The Payday Lending sector provides an alternative for some consumers who do not qualify for other types of direct lending platforms. Typically Payday lenders offer loans at very high rates to consumers who can least afford the expense.
In February 2015, the CMA recommended that price comparison sites:
- rank products in ascending order of price according to the Total Amount Payable and not give products greater prominence as a result of commercial relationships
- ensure any additional advertising on PCWs for HCSTC is outside the ranking tables and not interspersed with it
- enable consumers to search according to the amount and duration of loan that they require, and
- disclose on their website the extent of their market coverage by listing the number and names of the firms whose products they compare.

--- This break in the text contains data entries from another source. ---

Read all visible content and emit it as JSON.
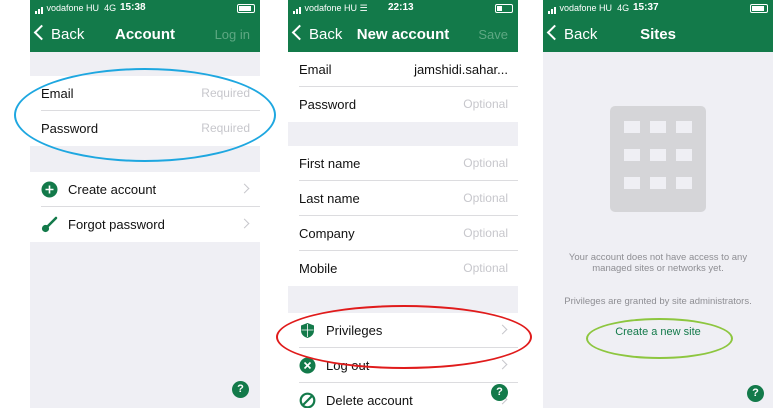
{
  "screens": [
    {
      "status": {
        "carrier": "vodafone HU",
        "network": "4G",
        "time": "15:38"
      },
      "nav": {
        "back": "Back",
        "title": "Account",
        "action": "Log in"
      },
      "fields": [
        {
          "label": "Email",
          "value": "Required"
        },
        {
          "label": "Password",
          "value": "Required"
        }
      ],
      "actions": [
        {
          "label": "Create account",
          "icon": "plus-circle-icon"
        },
        {
          "label": "Forgot password",
          "icon": "key-icon"
        }
      ],
      "help": "?"
    },
    {
      "status": {
        "carrier": "vodafone HU",
        "time": "22:13"
      },
      "nav": {
        "back": "Back",
        "title": "New account",
        "action": "Save"
      },
      "fields": [
        {
          "label": "Email",
          "value": "jamshidi.sahar..."
        },
        {
          "label": "Password",
          "value": "Optional"
        },
        {
          "label": "First name",
          "value": "Optional"
        },
        {
          "label": "Last name",
          "value": "Optional"
        },
        {
          "label": "Company",
          "value": "Optional"
        },
        {
          "label": "Mobile",
          "value": "Optional"
        }
      ],
      "actions": [
        {
          "label": "Privileges",
          "icon": "shield-icon"
        },
        {
          "label": "Log out",
          "icon": "close-circle-icon"
        },
        {
          "label": "Delete account",
          "icon": "no-entry-icon"
        }
      ],
      "help": "?"
    },
    {
      "status": {
        "carrier": "vodafone HU",
        "network": "4G",
        "time": "15:37"
      },
      "nav": {
        "back": "Back",
        "title": "Sites"
      },
      "message1": "Your account does not have access to any managed sites or networks yet.",
      "message2": "Privileges are granted by site administrators.",
      "link": "Create a new site",
      "help": "?"
    }
  ],
  "colors": {
    "brand": "#137a4a",
    "highlight_blue": "#1ea7e0",
    "highlight_red": "#e01b1b",
    "highlight_green": "#8dc63f"
  }
}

The FCA has suggested other areas to address;
- the use of real-time data sharing to enable informed credit assessments
- measures to improve shopping around without affecting consumers’ credit ratings
- improved disclosure on the costs of borrowing, and
- credit broking/lead generation.
The comments by the FCA follow closely on a recent case that highlights some of the problems in the Payday lending market.

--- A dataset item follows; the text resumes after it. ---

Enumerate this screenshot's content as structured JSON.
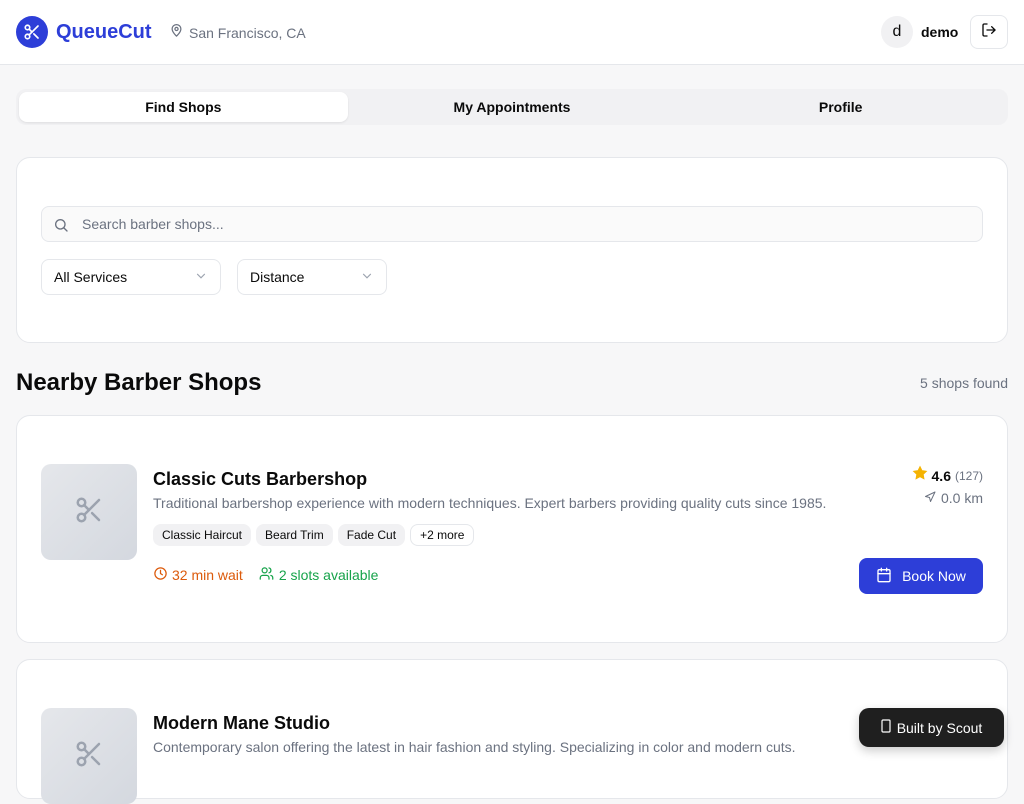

Dollar, a payday lender, was told to provide £15.4 million in refunds to 147,000 customers. The FCA review revealed that many customers were lent more than they could afford to repay. Dollar has since agreed to make a number of changes to its lending criteria in order to meet the FCA’s requirements for high-cost short-term lenders.
“The FCA expects all credit providers to carry out proper checks to ensure that borrowers don’t take on more than they can afford to pay back. We are encouraged that Dollar is committed to putting things right for its customers,” said Jonathan Davidson, Director of Supervision – Retail and Authorisations at the FCA.